Step1: Convert mixed number to improper fraction

The height is \(4\frac{1}{4}\) cm. To convert a mixed number \(a\frac{b}{c}\) to an improper fraction, we use the formula \(\frac{a\times c + b}{c}\). So for \(4\frac{1}{4}\), we have \(a = 4\), \(b = 1\), \(c = 4\). Then \(4\frac{1}{4}=\frac{4\times4 + 1}{4}=\frac{17}{4}\) cm.

Step2: Calculate the area of the rectangle

The area of a rectangle is given by the formula \(A=\text{length}\times\text{width}\). Here, the length is \(6\) cm and the width (height) is \(\frac{17}{4}\) cm. So we multiply \(6\) by \(\frac{17}{4}\). \(6\times\frac{17}{4}=\frac{6\times17}{4}=\frac{102}{4}\).

Step3: Simplify the fraction

Simplify \(\frac{102}{4}\) by dividing both the numerator and the denominator by their greatest common divisor, which is \(2\). \(\frac{102\div2}{4\div2}=\frac{51}{2}\). Convert \(\frac{51}{2}\) back to a mixed number: \(51\div2 = 25\) with a remainder of \(1\), so \(\frac{51}{2}=25\frac{1}{2}\) (wait, there was a mistake in the original number sentence. Let's recalculate: \(6\times4\frac{1}{4}=6\times(4 + \frac{1}{4})=6\times4+6\times\frac{1}{4}=24+\frac{6}{4}=24 + 1\frac{2}{4}=25\frac{2}{4}=25\frac{1}{2}\)? Wait, no, \(6\times\frac{17}{4}=\frac{102}{4}=\frac{51}{2}=25.5 = 25\frac{1}{2}\), but the original had \(25\frac{2}{4}\) which simplifies to \(25\frac{1}{2}\) or \(\frac{51}{2}\) or \(25.5\). Wait, maybe the original mixed number was \(4\frac{1}{4}\), so \(6\times4\frac{1}{4}=6\times\frac{17}{4}=\frac{102}{4}=\frac{51}{2}=25\frac{1}{2}\) square centimeters.
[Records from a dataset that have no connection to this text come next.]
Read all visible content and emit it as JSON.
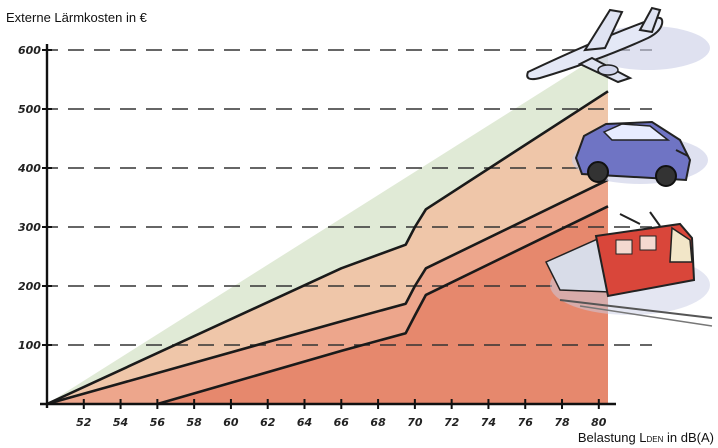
{
  "chart_data": {
    "type": "area",
    "title": "",
    "ylabel": "Externe Lärmkosten  in €",
    "xlabel": {
      "prefix": "Belastung L",
      "sub": "DEN",
      "suffix": " in dB(A)"
    },
    "xlim": [
      50,
      80.5
    ],
    "ylim": [
      0,
      600
    ],
    "xticks": [
      52,
      54,
      56,
      58,
      60,
      62,
      64,
      66,
      68,
      70,
      72,
      74,
      76,
      78,
      80
    ],
    "yticks": [
      100,
      200,
      300,
      400,
      500,
      600
    ],
    "grid": "dashed-horizontal",
    "series": [
      {
        "icon": "airplane-icon",
        "color": "#e0ead6",
        "x": [
          50,
          80.5
        ],
        "y": [
          0,
          600
        ]
      },
      {
        "icon": "car-icon",
        "color": "#efc6a9",
        "x": [
          50,
          66,
          69.5,
          70,
          70.6,
          80.5
        ],
        "y": [
          0,
          230,
          270,
          300,
          330,
          530
        ]
      },
      {
        "icon": "train-icon",
        "color": "#eda68c",
        "x": [
          50,
          66,
          69.5,
          70,
          70.6,
          80.5
        ],
        "y": [
          0,
          140,
          170,
          200,
          230,
          380
        ]
      },
      {
        "icon": "train-icon",
        "color": "#e6886d",
        "x": [
          56,
          66,
          69.5,
          70,
          70.6,
          80.5
        ],
        "y": [
          0,
          90,
          120,
          150,
          185,
          335
        ]
      }
    ]
  }
}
But let's check the steps again.

Wait, maybe the user made a typo, but let's follow the correct calculation:

Step1: Identify the formula for the area of a rectangle

The area \(A\) of a rectangle is \(A = l\times w\), where \(l\) is the length and \(w\) is the width. Here, \(l = 6\) cm and \(w = 4\frac{1}{4}\) cm.
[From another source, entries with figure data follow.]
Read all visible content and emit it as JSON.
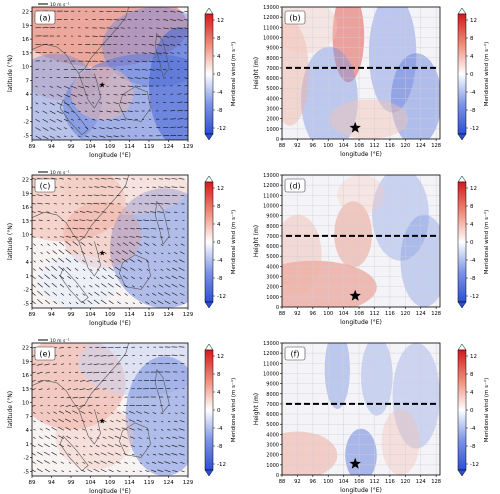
{
  "figure": {
    "colorbar_label": "Meridional wind (m s⁻¹)",
    "colorbar_ticks": [
      12,
      8,
      4,
      0,
      -4,
      -8,
      -12
    ],
    "colormap": {
      "positive": "#d7191c",
      "negative": "#2c5fd6",
      "zero": "#ffffff"
    }
  },
  "chart_data": [
    {
      "type": "heatmap",
      "panel_label": "(a)",
      "xlabel": "longitude (°E)",
      "ylabel": "latitude (°N)",
      "x_ticks": [
        "89",
        "94",
        "99",
        "104",
        "109",
        "114",
        "119",
        "124",
        "129"
      ],
      "y_ticks": [
        "22",
        "19",
        "16",
        "13",
        "10",
        "7",
        "4",
        "1",
        "-2",
        "-5"
      ],
      "xlim": [
        89,
        129
      ],
      "ylim": [
        -6,
        23
      ],
      "reference_vector": "10 m s⁻¹",
      "marker": {
        "lon": 107,
        "lat": 6,
        "symbol": "star"
      }
    },
    {
      "type": "heatmap",
      "panel_label": "(b)",
      "xlabel": "longitude (°E)",
      "ylabel": "Height (m)",
      "x_ticks": [
        "88",
        "92",
        "96",
        "100",
        "104",
        "108",
        "112",
        "116",
        "120",
        "124",
        "128"
      ],
      "y_ticks": [
        "13000",
        "12000",
        "11000",
        "10000",
        "9000",
        "8000",
        "7000",
        "6000",
        "5000",
        "4000",
        "3000",
        "2000",
        "1000",
        "0"
      ],
      "xlim": [
        88,
        129
      ],
      "ylim": [
        0,
        13000
      ],
      "dashed_line_height": 7000,
      "marker": {
        "lon": 107,
        "height": 1100,
        "symbol": "star"
      }
    },
    {
      "type": "heatmap",
      "panel_label": "(c)",
      "xlabel": "longitude (°E)",
      "ylabel": "latitude (°N)",
      "x_ticks": [
        "89",
        "94",
        "99",
        "104",
        "109",
        "114",
        "119",
        "124",
        "129"
      ],
      "y_ticks": [
        "22",
        "19",
        "16",
        "13",
        "10",
        "7",
        "4",
        "1",
        "-2",
        "-5"
      ],
      "xlim": [
        89,
        129
      ],
      "ylim": [
        -6,
        23
      ],
      "reference_vector": "10 m s⁻¹",
      "marker": {
        "lon": 107,
        "lat": 6,
        "symbol": "star"
      }
    },
    {
      "type": "heatmap",
      "panel_label": "(d)",
      "xlabel": "longitude (°E)",
      "ylabel": "Height (m)",
      "x_ticks": [
        "88",
        "92",
        "96",
        "100",
        "104",
        "108",
        "112",
        "116",
        "120",
        "124",
        "128"
      ],
      "y_ticks": [
        "13000",
        "12000",
        "11000",
        "10000",
        "9000",
        "8000",
        "7000",
        "6000",
        "5000",
        "4000",
        "3000",
        "2000",
        "1000",
        "0"
      ],
      "xlim": [
        88,
        129
      ],
      "ylim": [
        0,
        13000
      ],
      "dashed_line_height": 7000,
      "marker": {
        "lon": 107,
        "height": 1100,
        "symbol": "star"
      }
    },
    {
      "type": "heatmap",
      "panel_label": "(e)",
      "xlabel": "longitude (°E)",
      "ylabel": "latitude (°N)",
      "x_ticks": [
        "89",
        "94",
        "99",
        "104",
        "109",
        "114",
        "119",
        "124",
        "129"
      ],
      "y_ticks": [
        "22",
        "19",
        "16",
        "13",
        "10",
        "7",
        "4",
        "1",
        "-2",
        "-5"
      ],
      "xlim": [
        89,
        129
      ],
      "ylim": [
        -6,
        23
      ],
      "reference_vector": "10 m s⁻¹",
      "marker": {
        "lon": 107,
        "lat": 6,
        "symbol": "star"
      }
    },
    {
      "type": "heatmap",
      "panel_label": "(f)",
      "xlabel": "longitude (°E)",
      "ylabel": "Height (m)",
      "x_ticks": [
        "88",
        "92",
        "96",
        "100",
        "104",
        "108",
        "112",
        "116",
        "120",
        "124",
        "128"
      ],
      "y_ticks": [
        "13000",
        "12000",
        "11000",
        "10000",
        "9000",
        "8000",
        "7000",
        "6000",
        "5000",
        "4000",
        "3000",
        "2000",
        "1000",
        "0"
      ],
      "xlim": [
        88,
        129
      ],
      "ylim": [
        0,
        13000
      ],
      "dashed_line_height": 7000,
      "marker": {
        "lon": 107,
        "height": 1100,
        "symbol": "star"
      }
    }
  ]
}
Step2: Convert the mixed number to an improper fraction

\(4\frac{1}{4}=\frac{4\times4 + 1}{4}=\frac{17}{4}\)

Step3: Multiply the length and the width

\(A=6\times\frac{17}{4}=\frac{6\times17}{4}=\frac{102}{4}\)

Step4: Simplify the fraction

\(\frac{102}{4}=\frac{51}{2}=25\frac{1}{2}\) (or \(25.5\)) square centimeters. The original number sentence had \(25\frac{2}{4}\) which is equivalent to \(25\frac{1}{2}\) since \(\frac{2}{4}=\frac{1}{2}\).

Answer:

The area of the rectangle is \(\boldsymbol{25\frac{1}{2}}\) square centimeters (or \(\boldsymbol{\frac{51}{2}}\) \(cm^2\) or \(\boldsymbol{25.5}\) \(cm^2\)). The correct number sentence is \(6\times4\frac{1}{4}=25\frac{1}{2}\) (or \(6\times\frac{17}{4}=\frac{51}{2}\)).